Leading by example, Kagame calls himself "Rwandan" and encourages others to do the same. If they refuse they risk charges of “genocide ideology,” “divisionism” and “revisionism” which carry long jail terms. The laws are designed to keep a lid on any simmering hatreds. But critics say Kagame uses them to stifle all dissent.

Kagame’s call is also pragmatic as 85 percent of Rwandans are Hutu and there is a long history of people voting in ethnic blocs.

The designations "Hutu" and "Tutsi" have been removed from national identity cards and all but removed from open conversation. In the capital, Kigali, people lean in close and whisper when talking about tribe. One Western diplomat calls ethnicity, “the elephant in the room.”

“Long-term stability depends on reconciliation but at the moment there are no Hutus in positions of power,” the diplomat continued.

“Rwandans have split very, very deeply and it is crucial that we reconcile,” said Irenee Bugingo, a researcher at the Institute of Research and Dialogue for Peace in Kigali.

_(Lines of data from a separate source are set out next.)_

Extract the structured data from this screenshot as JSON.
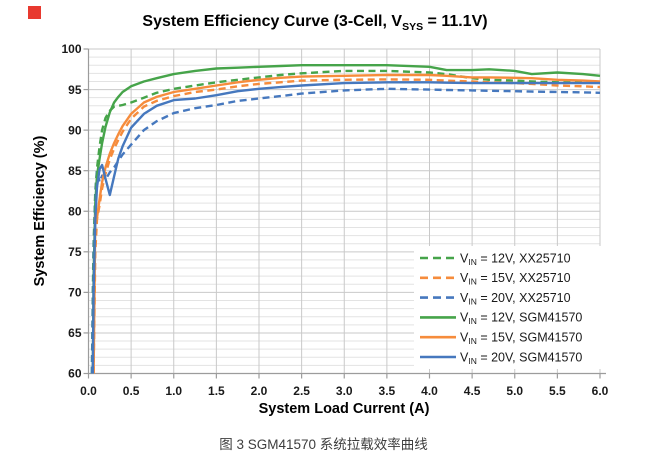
{
  "marker": {
    "color": "#e8392f"
  },
  "figure": {
    "caption": "图 3 SGM41570 系统拉载效率曲线"
  },
  "chart_data": {
    "type": "line",
    "title": {
      "pre": "System Efficiency Curve (3-Cell, V",
      "sub": "SYS",
      "post": " = 11.1V)"
    },
    "xlabel": "System Load Current (A)",
    "ylabel": "System Efficiency (%)",
    "xlim": [
      0,
      6
    ],
    "ylim": [
      60,
      100
    ],
    "x_tick_labels": [
      "0.0",
      "0.5",
      "1.0",
      "1.5",
      "2.0",
      "2.5",
      "3.0",
      "3.5",
      "4.0",
      "4.5",
      "5.0",
      "5.5",
      "6.0"
    ],
    "y_tick_labels": [
      "100",
      "95",
      "90",
      "85",
      "80",
      "75",
      "70",
      "65",
      "60"
    ],
    "x_grid_step": 0.5,
    "y_minor_step": 1,
    "y_major_step": 5,
    "grid": {
      "minor_color": "#e3e3e3",
      "major_color": "#c9c9c9",
      "axis_color": "#9c9c9c",
      "on": true
    },
    "legend_position": "inside-bottom-right",
    "x": [
      0.04,
      0.05,
      0.06,
      0.08,
      0.1,
      0.13,
      0.16,
      0.2,
      0.25,
      0.3,
      0.35,
      0.4,
      0.5,
      0.65,
      0.8,
      1.0,
      1.25,
      1.5,
      1.75,
      2.0,
      2.25,
      2.5,
      3.0,
      3.5,
      4.0,
      4.2,
      4.5,
      4.7,
      5.0,
      5.2,
      5.5,
      5.8,
      6.0
    ],
    "series": [
      {
        "label": {
          "pre": "V",
          "sub": "IN",
          "rest": " = 12V, XX25710"
        },
        "color": "#46a44a",
        "dashed": true,
        "values": [
          60,
          70,
          76,
          82.5,
          85.3,
          88,
          90,
          91.5,
          92.4,
          92.9,
          93,
          93.1,
          93.4,
          94,
          94.6,
          95.1,
          95.5,
          95.9,
          96.2,
          96.5,
          96.8,
          97,
          97.3,
          97.3,
          97.1,
          96.9,
          96.4,
          96.2,
          96.1,
          96,
          95.9,
          95.9,
          95.9
        ]
      },
      {
        "label": {
          "pre": "V",
          "sub": "IN",
          "rest": " = 15V, XX25710"
        },
        "color": "#f68c3c",
        "dashed": true,
        "values": [
          null,
          null,
          60,
          75,
          79,
          80.8,
          82.8,
          84.6,
          86.4,
          87.7,
          88.8,
          89.8,
          91.4,
          92.9,
          93.6,
          94.2,
          94.7,
          95,
          95.4,
          95.7,
          95.9,
          96.1,
          96.2,
          96.25,
          96.2,
          96.1,
          96,
          95.9,
          95.8,
          95.7,
          95.5,
          95.4,
          95.3
        ]
      },
      {
        "label": {
          "pre": "V",
          "sub": "IN",
          "rest": " = 20V, XX25710"
        },
        "color": "#4678be",
        "dashed": true,
        "values": [
          60,
          68,
          75,
          82,
          85,
          83.6,
          84.4,
          83.9,
          84.8,
          85.4,
          86.2,
          87,
          88.2,
          90,
          91.1,
          92.1,
          92.7,
          93.1,
          93.6,
          93.9,
          94.2,
          94.5,
          94.9,
          95.1,
          95,
          94.95,
          94.9,
          94.85,
          94.8,
          94.75,
          94.7,
          94.65,
          94.6
        ]
      },
      {
        "label": {
          "pre": "V",
          "sub": "IN",
          "rest": " = 12V, SGM41570"
        },
        "color": "#46a44a",
        "dashed": false,
        "values": [
          null,
          60,
          72,
          81,
          84.4,
          86.5,
          88.4,
          90.4,
          92.2,
          93.4,
          94.1,
          94.7,
          95.4,
          96,
          96.4,
          96.9,
          97.3,
          97.6,
          97.7,
          97.8,
          97.9,
          98,
          98,
          98,
          97.8,
          97.4,
          97.4,
          97.5,
          97.3,
          96.9,
          97.1,
          96.9,
          96.7
        ]
      },
      {
        "label": {
          "pre": "V",
          "sub": "IN",
          "rest": " = 15V, SGM41570"
        },
        "color": "#f68c3c",
        "dashed": false,
        "values": [
          null,
          null,
          60,
          79.5,
          79.2,
          81.5,
          83.6,
          85.4,
          87.1,
          88.4,
          89.5,
          90.5,
          92,
          93.4,
          94.1,
          94.7,
          95.1,
          95.5,
          95.9,
          96.2,
          96.45,
          96.6,
          96.7,
          96.8,
          96.8,
          96.7,
          96.5,
          96.5,
          96.45,
          96.4,
          96.2,
          96.1,
          96
        ]
      },
      {
        "label": {
          "pre": "V",
          "sub": "IN",
          "rest": " = 20V, SGM41570"
        },
        "color": "#4678be",
        "dashed": false,
        "values": [
          null,
          60,
          70,
          79,
          83,
          85.2,
          85.7,
          84,
          82,
          84.3,
          86.5,
          88,
          90.3,
          92,
          93,
          93.7,
          93.9,
          94.3,
          94.8,
          95.1,
          95.3,
          95.5,
          95.8,
          95.9,
          95.9,
          95.85,
          95.8,
          95.8,
          95.8,
          95.8,
          95.8,
          95.8,
          95.8
        ]
      }
    ]
  }
}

“There is a decision by our leaders not to base politics on ethnicity, but that ethnicity itself is a fact. Everyone knows what he is, or what she suffered, everyone lost, everyone bears a burden,” said
Bugingo.

Much hope is invested in the next generation of Rwandans who do not have memories of the genocide and are growing up in mixed schools, playing football in mixed teams, hanging out with mixed friends.

That generation of ethnically-neutered Rwandans is still young and largely limited to the capital with its electricity, internet and upwardly mobile professionals — a place where Kagame’s argument that economic growth will render ethnicity irrelevant rings true.

In rural areas, though, most still live in abject poverty, farming small inherited family plots for subsistence amounts of maize or rice. A tiny proportion of the rural poor have access to electricity and they know the fiber-optic cables being laid in three-foot-deep trenches that run past their mud-walled huts are not for them.

But in one such village Claire Uwamariya, a 28-year-old mother of three said she supported Kagame because he ensured the one thing that mattered above all others.

“Peace and security is the most important thing to me," she said. "With that you can sleep at night without fear even if you have little to eat.”